Bug 201581 - enc0 needs to be up if kernel has it
Summary: enc0 needs to be up if kernel has it
Status: New
Alias: None
Product: Base System
Classification: Unclassified
Component: kern (show other bugs)
Version: 10.2-BETA1
Hardware: Any Any
: --- Affects Only Me
Assignee: freebsd-net mailing list
URL:
Keywords: regression
Depends on:
Blocks:
 
Reported: 2015-07-15 07:15 UTC by emz
Modified: 2015-07-26 02:40 UTC (History)
2 users (show)

See Also:


Attachments

Note You need to log in before you can comment on or make changes to this bug.
Description emz 2015-07-15 07:15:44 UTC
I'm using gre over ipsec to create VPN between remote branch offices.
After upgrading to r285524 ipsec stopped working: SA are inplace, affected router is sending and receiving ipsec packets, neighbor sees incoming and outgoing packets on gre interface, but affected FreeBSD system sees only outgoing packets on gre interface. `netstat -s -p <ah|esp>` doesn't show any errors.

ae@ told me to try to rollback commits 283937 and 283903, I did this, however, this didn't resolve the situation.
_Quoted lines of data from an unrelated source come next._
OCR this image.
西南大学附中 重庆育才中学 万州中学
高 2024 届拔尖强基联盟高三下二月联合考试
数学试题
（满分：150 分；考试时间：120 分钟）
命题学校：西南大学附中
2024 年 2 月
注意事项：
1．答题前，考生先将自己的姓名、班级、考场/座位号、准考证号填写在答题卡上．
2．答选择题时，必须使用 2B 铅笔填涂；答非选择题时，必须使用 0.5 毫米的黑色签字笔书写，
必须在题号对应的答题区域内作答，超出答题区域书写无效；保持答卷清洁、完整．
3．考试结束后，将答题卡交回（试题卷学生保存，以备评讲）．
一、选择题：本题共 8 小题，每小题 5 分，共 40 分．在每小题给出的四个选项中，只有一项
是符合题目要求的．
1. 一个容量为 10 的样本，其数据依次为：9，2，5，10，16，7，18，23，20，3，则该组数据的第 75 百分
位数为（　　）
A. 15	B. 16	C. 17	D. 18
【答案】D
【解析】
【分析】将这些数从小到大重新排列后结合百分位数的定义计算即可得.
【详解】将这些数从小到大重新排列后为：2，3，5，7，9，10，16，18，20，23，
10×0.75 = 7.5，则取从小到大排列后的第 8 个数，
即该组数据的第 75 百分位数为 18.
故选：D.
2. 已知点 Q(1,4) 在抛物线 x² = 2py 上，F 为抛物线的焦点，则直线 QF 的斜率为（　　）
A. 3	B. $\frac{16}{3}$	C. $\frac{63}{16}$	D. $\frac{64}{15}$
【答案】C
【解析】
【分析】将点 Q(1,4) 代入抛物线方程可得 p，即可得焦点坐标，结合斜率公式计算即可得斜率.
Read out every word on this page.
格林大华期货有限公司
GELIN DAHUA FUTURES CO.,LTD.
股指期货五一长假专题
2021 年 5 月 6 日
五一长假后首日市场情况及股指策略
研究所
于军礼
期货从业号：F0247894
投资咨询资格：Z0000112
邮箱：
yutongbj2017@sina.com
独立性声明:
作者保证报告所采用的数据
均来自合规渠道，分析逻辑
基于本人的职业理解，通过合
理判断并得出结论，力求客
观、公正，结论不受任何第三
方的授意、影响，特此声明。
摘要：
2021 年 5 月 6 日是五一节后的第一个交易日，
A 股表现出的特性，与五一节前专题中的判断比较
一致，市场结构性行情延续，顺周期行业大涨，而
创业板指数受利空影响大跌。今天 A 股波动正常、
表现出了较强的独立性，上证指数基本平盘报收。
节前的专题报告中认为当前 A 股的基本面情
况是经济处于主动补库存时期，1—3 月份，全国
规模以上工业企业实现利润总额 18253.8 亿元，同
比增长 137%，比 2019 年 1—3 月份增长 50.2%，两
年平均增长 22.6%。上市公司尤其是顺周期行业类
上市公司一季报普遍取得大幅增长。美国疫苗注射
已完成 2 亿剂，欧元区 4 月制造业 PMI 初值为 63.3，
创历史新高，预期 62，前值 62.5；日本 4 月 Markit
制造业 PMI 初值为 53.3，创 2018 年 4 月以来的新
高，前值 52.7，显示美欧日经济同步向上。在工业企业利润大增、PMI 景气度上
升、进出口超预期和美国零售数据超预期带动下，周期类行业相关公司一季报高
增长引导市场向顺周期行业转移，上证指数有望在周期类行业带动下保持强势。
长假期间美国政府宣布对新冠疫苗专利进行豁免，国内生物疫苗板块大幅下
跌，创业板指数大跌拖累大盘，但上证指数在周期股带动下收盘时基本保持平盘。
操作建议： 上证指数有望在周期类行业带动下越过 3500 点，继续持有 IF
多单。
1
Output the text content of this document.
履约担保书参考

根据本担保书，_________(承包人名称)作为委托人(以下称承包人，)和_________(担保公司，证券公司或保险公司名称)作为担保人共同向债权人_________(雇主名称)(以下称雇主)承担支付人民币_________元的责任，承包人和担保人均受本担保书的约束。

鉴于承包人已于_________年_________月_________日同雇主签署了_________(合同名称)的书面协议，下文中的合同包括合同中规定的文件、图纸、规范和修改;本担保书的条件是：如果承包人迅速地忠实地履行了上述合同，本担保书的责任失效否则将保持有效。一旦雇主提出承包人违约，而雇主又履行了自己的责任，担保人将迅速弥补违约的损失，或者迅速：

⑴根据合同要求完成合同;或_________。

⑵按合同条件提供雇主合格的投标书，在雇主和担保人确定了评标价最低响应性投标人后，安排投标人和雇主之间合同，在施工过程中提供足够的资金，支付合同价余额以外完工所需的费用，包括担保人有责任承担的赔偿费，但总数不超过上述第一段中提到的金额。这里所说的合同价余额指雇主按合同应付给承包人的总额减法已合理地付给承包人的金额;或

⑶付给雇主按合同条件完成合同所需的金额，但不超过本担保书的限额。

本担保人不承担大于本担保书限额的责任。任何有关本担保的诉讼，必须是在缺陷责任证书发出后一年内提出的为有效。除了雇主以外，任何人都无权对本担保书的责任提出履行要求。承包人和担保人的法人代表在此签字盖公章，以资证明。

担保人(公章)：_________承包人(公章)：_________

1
Right now I'm using backup router with older revision.
Comment 1 emz 2015-07-15 08:39:36 UTC
After investigation I discovered the following:

- now enc0 needs to be up when processing ipsec, if kernel has it
- net.enc.out.ipsec_filter_mask and net.enc.in.ipsec_filter_mask default to 1, so the ipsec packets go through firewall
- (irrelevant, but still an error) I have "set skip on enc0" in pf.rules file, but upon loading rules I cannot see any occurrences of enc0 in pfctl -vvvs rules.
Comment 2 emz 2015-07-15 08:40:49 UTC
Follow-up: and man 4 enc doesn't mention it. At least I fail to notice the exact place where it says so.